The former captain did open a small window into his own headspace. “I found I ended up being so consumed with everything that I wasn’t the person I wanted to be,” he reflected on his five years in charge. The pandemic, the bubble life, one win in 17 – none of it fun. His words landed because they sounded uncomfortably close to Stokes’ recent reality.
Right now, nobody inside the England camp is saying Stokes has played his last Test, but equally nobody is prepared to guarantee he will lead the side again. Getting him back for Trent Bridge next Thursday already feels optimistic.
So Root returns, officially on a “game-by-game basis”. He did not entirely shut the door on a longer stay. “The only thinking that came to my mind is, ‘What is the best thing for the team?’ and, ‘Is it going to have a big effect on me and my personal life?’… It felt like it was the right thing to take this on.” The possibility that he could oversee the rest of the summer, or even the winter tour, no longer sounds fanciful.

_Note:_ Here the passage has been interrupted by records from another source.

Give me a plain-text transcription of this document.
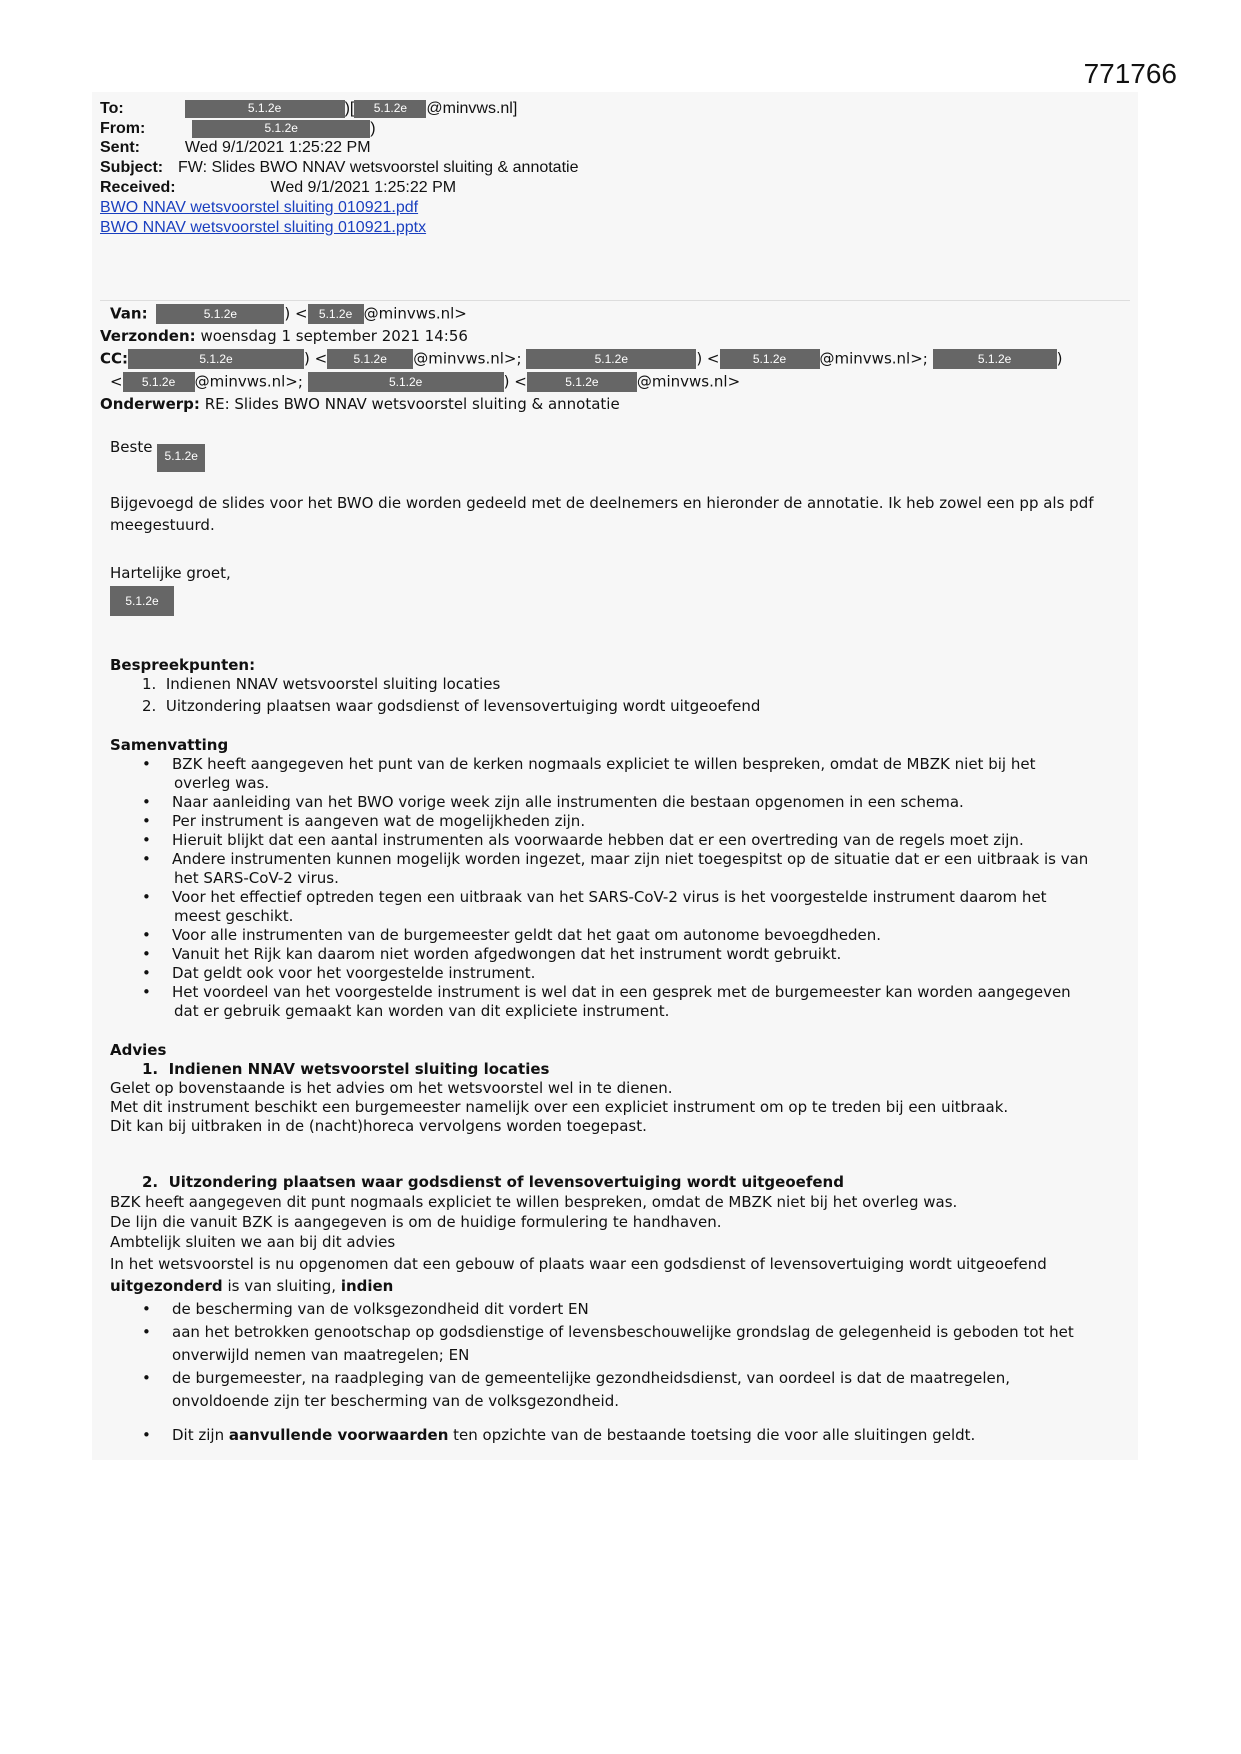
771766
To:	5.1.2e	)[ 5.1.2e @minvws.nl]
From:	5.1.2e	)
Sent:	Wed 9/1/2021 1:25:22 PM
Subject: FW: Slides BWO NNAV wetsvoorstel sluiting & annotatie
Received:	Wed 9/1/2021 1:25:22 PM
BWO NNAV wetsvoorstel sluiting 010921.pdf
BWO NNAV wetsvoorstel sluiting 010921.pptx
Van:	5.1.2e	) < 5.1.2e @minvws.nl>
Verzonden: woensdag 1 september 2021 14:56
CC:	5.1.2e	) < 5.1.2e @minvws.nl>;	5.1.2e	) <	5.1.2e @minvws.nl>;	5.1.2e	)
< 5.1.2e @minvws.nl>;	5.1.2e	) <	5.1.2e	@minvws.nl>
Onderwerp: RE: Slides BWO NNAV wetsvoorstel sluiting & annotatie
Beste 5.1.2e
Bijgevoegd de slides voor het BWO die worden gedeeld met de deelnemers en hieronder de annotatie. Ik heb zowel een pp als pdf
meegestuurd.
Hartelijke groet,
5.1.2e
Bespreekpunten:
1.  Indienen NNAV wetsvoorstel sluiting locaties
2.  Uitzondering plaatsen waar godsdienst of levensovertuiging wordt uitgeoefend
Samenvatting
• BZK heeft aangegeven het punt van de kerken nogmaals expliciet te willen bespreken, omdat de MBZK niet bij het
overleg was.
• Naar aanleiding van het BWO vorige week zijn alle instrumenten die bestaan opgenomen in een schema.
• Per instrument is aangeven wat de mogelijkheden zijn.
• Hieruit blijkt dat een aantal instrumenten als voorwaarde hebben dat er een overtreding van de regels moet zijn.
• Andere instrumenten kunnen mogelijk worden ingezet, maar zijn niet toegespitst op de situatie dat er een uitbraak is van
het SARS-CoV-2 virus.
• Voor het effectief optreden tegen een uitbraak van het SARS-CoV-2 virus is het voorgestelde instrument daarom het
meest geschikt.
• Voor alle instrumenten van de burgemeester geldt dat het gaat om autonome bevoegdheden.
• Vanuit het Rijk kan daarom niet worden afgedwongen dat het instrument wordt gebruikt.
• Dat geldt ook voor het voorgestelde instrument.
• Het voordeel van het voorgestelde instrument is wel dat in een gesprek met de burgemeester kan worden aangegeven
dat er gebruik gemaakt kan worden van dit expliciete instrument.
Advies
1. Indienen NNAV wetsvoorstel sluiting locaties
Gelet op bovenstaande is het advies om het wetsvoorstel wel in te dienen.
Met dit instrument beschikt een burgemeester namelijk over een expliciet instrument om op te treden bij een uitbraak.
Dit kan bij uitbraken in de (nacht)horeca vervolgens worden toegepast.
2. Uitzondering plaatsen waar godsdienst of levensovertuiging wordt uitgeoefend
BZK heeft aangegeven dit punt nogmaals expliciet te willen bespreken, omdat de MBZK niet bij het overleg was.
De lijn die vanuit BZK is aangegeven is om de huidige formulering te handhaven.
Ambtelijk sluiten we aan bij dit advies
In het wetsvoorstel is nu opgenomen dat een gebouw of plaats waar een godsdienst of levensovertuiging wordt uitgeoefend
uitgezonderd is van sluiting, indien
• de bescherming van de volksgezondheid dit vordert EN
• aan het betrokken genootschap op godsdienstige of levensbeschouwelijke grondslag de gelegenheid is geboden tot het
onverwijld nemen van maatregelen; EN
• de burgemeester, na raadpleging van de gemeentelijke gezondheidsdienst, van oordeel is dat de maatregelen,
onvoldoende zijn ter bescherming van de volksgezondheid.
Dit zijn aanvullende voorwaarden ten opzichte van de bestaande toetsing die voor alle sluitingen geldt.
•
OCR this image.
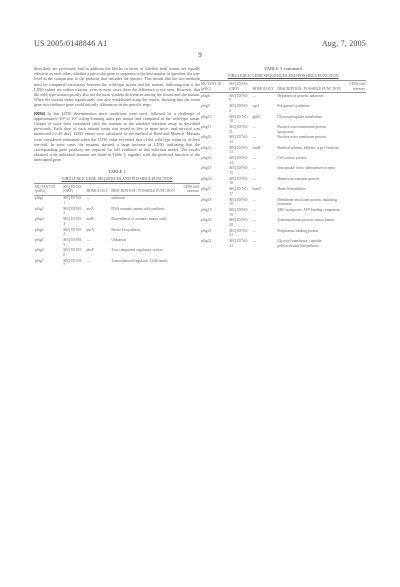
US 2005/0148846 A1	Aug. 7, 2005
9

described, are processed, and in addition the blocks in terms of whether both strains are equally effective as each other; whether a particular gene or sequence is the best marker in question; the top-level in the comparison to the pathway that includes the species. This means that the two methods must be compared consistency between the wild-type strains and the mutant, indicating that if the LD50 values are within a factor, even in most cases there the difference is not seen. However, that the wild-type strain typically also are the most virulent differences among the strains and the mutant. When the mutant strain significantly was also established using the results, showing that the strain gene in a virulence gene could not only differences in the specific steps.

[0094] In this LD50 determination most conditions were used, followed by a challenge of approximately 10² to 10⁷ colony-forming units per mouse and compared to the wild-type strain. Groups of mice were inoculated with the mutants in the standard infection assay as described previously. Each dose of each mutant strain was tested in five or more mice, and survival was monitored for 28 days. LD50 values were calculated by the method of Reed and Muench. Mutants were considered attenuated when the LD50 value exceeded that of the wild-type strain by at least ten-fold. In most cases the mutants showed a large increase in LD50, indicating that the corresponding gene products are required for full virulence in this infection model. The results obtained with individual mutants are listed in Table 1, together with the predicted function of the interrupted gene.

TABLE 1
VIRULENCE GENE SEQUENCES AND POSSIBLE FUNCTION
MUTANT ID (pSIG)	SEQ ID NO: (ORF)	HOMOLOGY	DESCRIPTION / POSSIBLE FUNCTION	LD50 fold increase
pSig1	SEQ ID NO: 1	—	unknown	
pSig2	SEQ ID NO: 2	aroA	DNA aromatic amino acid synthesis	
pSig3	SEQ ID NO: 3	aroB	Biosynthesis of aromatic amino acids	
pSig4	SEQ ID NO: 4	purA	Purine biosynthesis	
pSig5	SEQ ID NO: 5	—	Unknown	
pSig6	SEQ ID NO: 6	phoP	Two-component regulatory system	
pSig7	SEQ ID NO: 7	—	Transcriptional regulator, LysR family	
TABLE 1-continued
VIRULENCE GENE SEQUENCES AND POSSIBLE FUNCTION
MUTANT ID (pSIG)	SEQ ID NO: (ORF)	HOMOLOGY	DESCRIPTION / POSSIBLE FUNCTION	LD50 fold increase
pSig8	SEQ ID NO: 8	—	Hypothetical protein, unknown	
pSig9	SEQ ID NO: 9	ispA	Polyprenyl synthetase	
pSig10	SEQ ID NO: 10	glpD	Glycerophosphate metabolism	
pSig11	SEQ ID NO: 11	—	Putative outer membrane protein, lipoprotein	
pSig12	SEQ ID NO: 12	—	Putative outer membrane protein	
pSig13	SEQ ID NO: 13	fimH	Fimbrial subunit, adhesin; type I fimbriae	
pSig14	SEQ ID NO: 14	—	Cell surface protein	
pSig15	SEQ ID NO: 15	—	Iron uptake; ferric siderophore receptor	
pSig16	SEQ ID NO: 16	—	Hemolysin transport protein	
pSig17	SEQ ID NO: 17	hemY	Heme biosynthesis	
pSig18	SEQ ID NO: 18	—	Membrane associated protein, multidrug resistance	
pSig19	SEQ ID NO: 19	—	ABC transporter, ATP-binding component	
pSig20	SEQ ID NO: 20	—	Transmembrane protein, sensor kinase	
pSig21	SEQ ID NO: 21	—	Periplasmic binding protein	
pSig22	SEQ ID NO: 22	—	Glycosyl transferase, capsular polysaccharide biosynthesis	
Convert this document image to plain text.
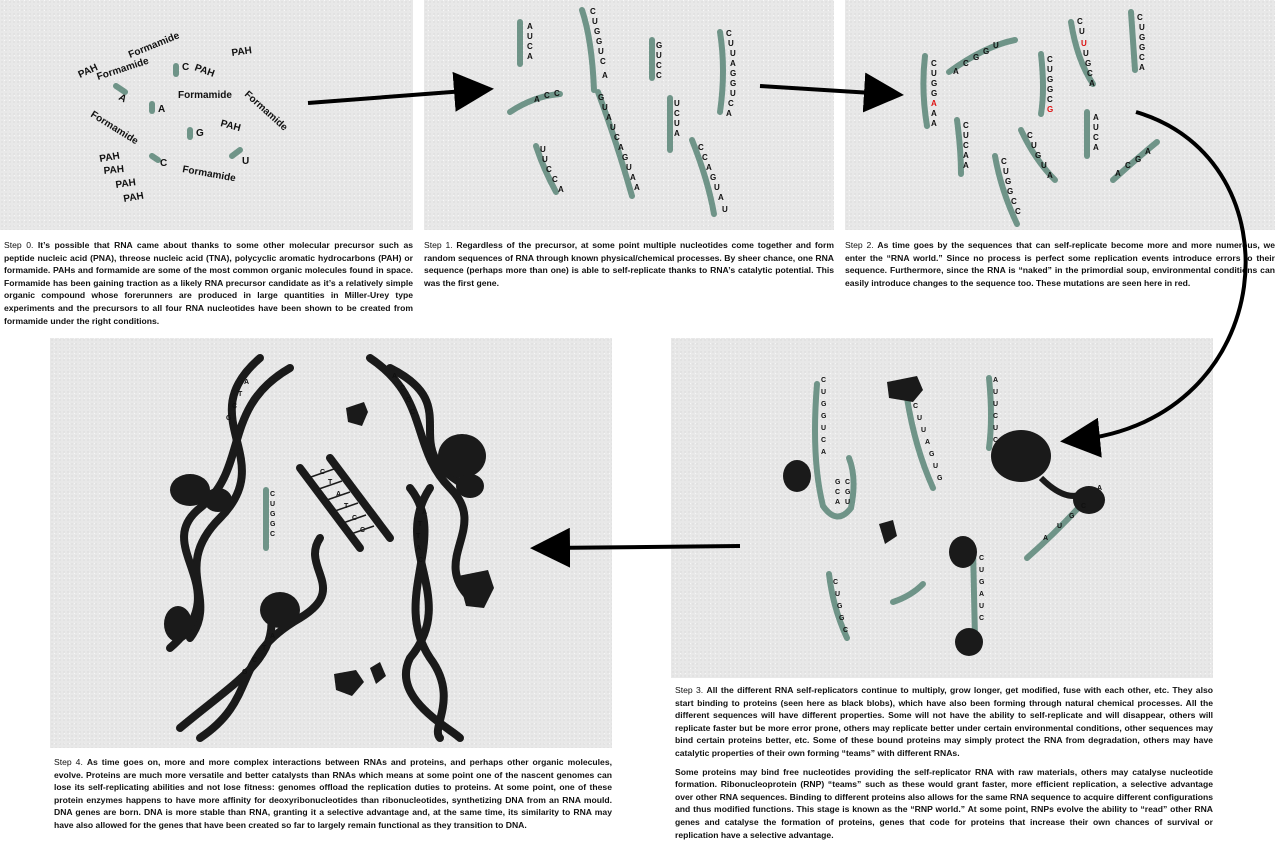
Formamide
Formamide
Formamide Formamide
Formamide
Formamide
PAH	PAH
PAH
PAH
PAH
PAH
PAH
PAH
A
C
A
G
C	U
Step 0. It’s possible that RNA came about thanks to some other molecular precursor such as peptide nucleic acid (PNA), threose nucleic acid (TNA), polycyclic aromatic hydrocarbons (PAH) or formamide. PAHs and formamide are some of the most common organic molecules found in space. Formamide has been gaining traction as a likely RNA precursor candidate as it’s a relatively simple organic compound whose forerunners are produced in large quantities in Miller-Urey type experiments and the precursors to all four RNA nucleotides have been shown to be created from formamide under the right conditions.
A
U
C
A
C
U
G
G
U
C
A
G
U
C
C
C
U
U
A
G
G
U
C
A
G
U
A
U
C
A
G
U
A
A
U
C
U
A
C
C
A
G
U
A
U
U
U
C
C
A
A C C
Step 1. Regardless of the precursor, at some point multiple nucleotides come together and form random sequences of RNA through known physical/chemical processes. By sheer chance, one RNA sequence (perhaps more than one) is able to self-replicate thanks to RNA’s catalytic potential. This was the first gene.
C
U
G
G
A
A
A
A
C
G
G
U
C
U
U
U
G
C
A
C
U
G
G
C
A
C
U
G
G
C
G
C
U
C
A
A
C
U
G
U
A
A
U
C
A
C
U
G
G
C
C
A
C
G
A
Step 2. As time goes by the sequences that can self-replicate become more and more numerous, we enter the “RNA world.” Since no process is perfect some replication events introduce errors to their sequence. Furthermore, since the RNA is “naked” in the primordial soup, environmental conditions can easily introduce changes to the sequence too. These mutations are seen here in red.
C
T
A
T
C
C
C
U
G
G
C
A
T
T
A
C
A
T
C
G
A
C
G
C
A
T
C
G
Step 4. As time goes on, more and more complex interactions between RNAs and proteins, and perhaps other organic molecules, evolve. Proteins are much more versatile and better catalysts than RNAs which means at some point one of the nascent genomes can lose its self-replicating abilities and not lose fitness: genomes offload the replication duties to proteins. At some point, one of these protein enzymes happens to have more affinity for deoxyribonucleotides than ribonucleotides, synthetizing DNA from an RNA mould. DNA genes are born. DNA is more stable than RNA, granting it a selective advantage and, at the same time, its similarity to RNA may have also allowed for the genes that have been created so far to largely remain functional as they transition to DNA.
C
U
G
G
U
C
A
G
C
A
C
G
U
C
U
U
A
G
U
G
A
U
U
C
U
C
C
U
G
G
C
C
U
G
A
U
C
A
C
G
U
A

Step 3. All the different RNA self-replicators continue to multiply, grow longer, get modified, fuse with each other, etc. They also start binding to proteins (seen here as black blobs), which have also been forming through natural chemical processes. All the different sequences will have different properties. Some will not have the ability to self-replicate and will disappear, others will replicate faster but be more error prone, others may replicate better under certain environmental conditions, other sequences may bind certain proteins better, etc. Some of these bound proteins may simply protect the RNA from degradation, others may have catalytic properties of their own forming “teams” with different RNAs.

Some proteins may bind free nucleotides providing the self-replicator RNA with raw materials, others may catalyse nucleotide formation. Ribonucleoprotein (RNP) “teams” such as these would grant faster, more efficient replication, a selective advantage over other RNA sequences. Binding to different proteins also allows for the same RNA sequence to acquire different configurations and thus modified functions. This stage is known as the “RNP world.” At some point, RNPs evolve the ability to “read” other RNA genes and catalyse the formation of proteins, genes that code for proteins that increase their own chances of survival or replication have a selective advantage.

The squad itself has tried to get on with the cricket. Senior bowler James Anderson pointed out after training that “the mood’s been decent – blokes have parked the noise”. Quietly, though, selection meetings have already had to reach further for contingencies. Brook has long been judged a future leader but England still think he needs a year or two. Ollie Pope, another name on the shortlist, has just returned from a shoulder problem. Hence Root: experienced, respected, available.
From a purely tactical view the move is logical. Root has 64 Tests in the book. He understands the rhythms of captaincy, knows which lever to pull with which bowler, and remains England’s most reliable batter. That said, the last months of his first stint were draining. Stuart Broad remembers seeing “a bloke carrying far too much”. Root freely admits he “loved the job right up until the end – and then I didn’t”.
What has changed? Less Covid, for one. Also, Root insists he is better at separating life and cricket. Yet he is 35 in December and still desperate to squeeze another thousand Test runs out of his prime. Will the captaincy help or hinder? We will find out under the Lord’s pavilion clock soon enough.
For now the players have parked the big picture and are busy scouting a lively surface. Local groundsman Karl McDermott says there is “a bit more grass than usual” and Anderson is already licking his lips. Australia, 1–0 down, have their own mini crisis after losing Pat Cummins to a quad strain. It has the makings of an old-fashioned seam shoot-out.
But whatever happens with the Dukes ball on Wednesday morning, the bigger story sits in the dressing-room. Root has plugged the gap. Whether it is a stop-gap or a new chapter depends largely on a man not present at Lord’s this week – and on how England, and Stokes himself, make peace with whatever comes out of those investigations.
Until then, Root leads, everyone else waits, and England march on, one game at a time.